O Brasil chegaria à decisão em 2007, na China, contra a Alemanha. A derrota por 2×0 é retratada como uma vitória das alemãs organizadas contra brasileiras que ainda não estariam com estrutura e tática para vencer. Dentro de uma realidade de falta de incentivo, teria sido um “Choque de realidade – Alemanha faz brasileiras acordarem – Mais organizadas em campo e principalmente fora dele, europeias derrotam o Brasil e levam o bi mundial na China” (Folha de S.Paulo, 01 out. 2007, Esporte, p. D1).

Marta, maior nome do esporte no país, também foi criticada: “passa em branco pela 3ª vez em 4 finais com a camisa do Brasil” (Folha de S.Paulo, 01 out. 2007, Esporte, p. D2).
O estigma de “derrotadas” (que seria reforçado em derrotas nas disputas do ouro em Olimpíadas) passou a ser uma constante na imprensa. Na Alemanha, em 2011, a capa do caderno Esporte da Folha de S.Paulo trazia: “Acostumado a perder” (Folha de S.Paulo, 11 jul. 2011, Esporte, p. D1) e “Sem título, sem arte – Com futebol feio, seleção feminina de Marta perde para os EUA e dá adeus a Mundial da Alemanha”, reforçando com “A seleção brasileira feminina perdeu como sempre, mas jogou feio como nunca” (Folha de S.Paulo, 11 jul. 2011, Esporte, p. D2, grifos nossos).

Assim, em 2015, no Canadá, a derrota também é creditada a atuações que estariam longe do nível técnico exigido por um selecionado nacional: “Goleira falha, [sic] e Brasil está fora da Copa” (Folha de S.Paulo, 22 jun. 2015, Esporte, p. B2).
Fora da cobertura dos Mundiais, em 2016, um episódio lamentável marcou o relato de uma partida da equipe no Torneio Internacional de Futebol Feminino, disputado em Manaus. Após a vitória por 4×0 sobre a Rússia, o jornal Manaus Hoje publicou a manchete: “Meninas dão de quatro” (Manaus Hoje, 12 dez. 2016).
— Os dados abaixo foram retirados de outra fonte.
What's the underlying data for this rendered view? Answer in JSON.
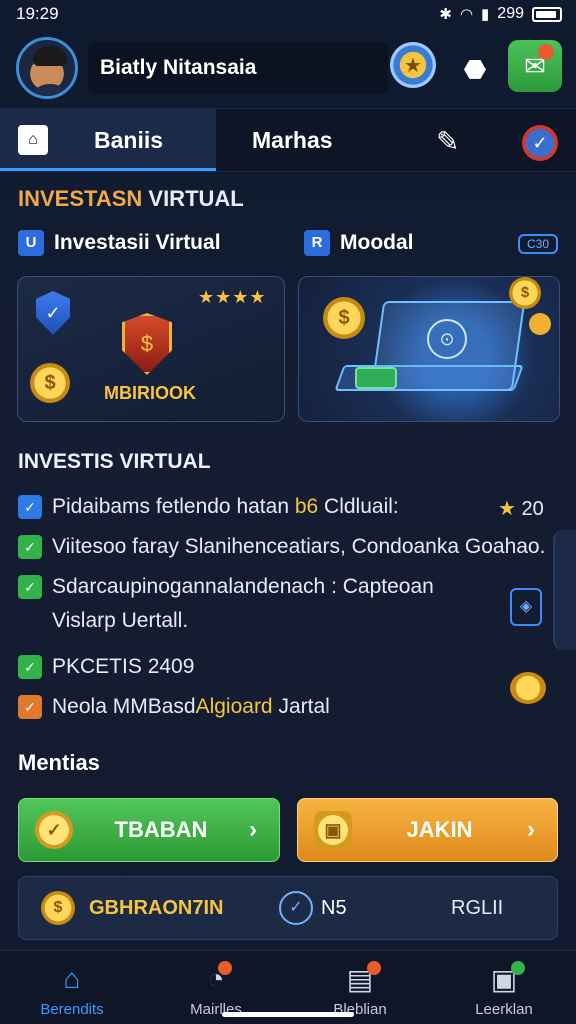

Após a repercussão negativa, o jornal pediu desculpas dias após.

Agora, na França, a seleção busca seu primeiro título mundial. Vemos uma luz no futebol feminino nacional, com a prática crescente entre mulheres e campeonatos com clubes tradicionais do masculino montando times femininos. Para além de desbancar em campo favoritas como EUA e Japão – que fizeram as últimas duas finais, as mulheres buscam quebrar preconceitos. Não são as “derrotadas” das últimas copas. Nem as “gatinhas” de outrora. São atletas. Profissionais. Que trabalham em suas equipes, jogam em alto nível. Que tem excelência no esporte que escolheram, tanto que estão na seleção de um país. E liberdade para serem e amarem quem elas quiserem. A partir do dia 09 de junho, que a imprensa possa realizar a cobertura sem estereótipos, tratando as atletas dentro do campo esportivo. Com o respeito que elas merecem.

Notas
[1] O texto diz: “Art. 54. Às mulheres não se permitirá a prática de desportos incompatíveis com as condições de sua natureza, devendo, para este efeito, o Conselho Nacional de Desportos baixar as necessárias instruções às entidades desportivas do país”. A questão é como definir compatibilidade de esporte por gênero… Um total absurdo. Decreto-lei disponível em: http://www.planalto.gov.br/ccivil_03/decreto-lei/1937-1946/del3199.htm. Acesso em: 04 jun. 2019.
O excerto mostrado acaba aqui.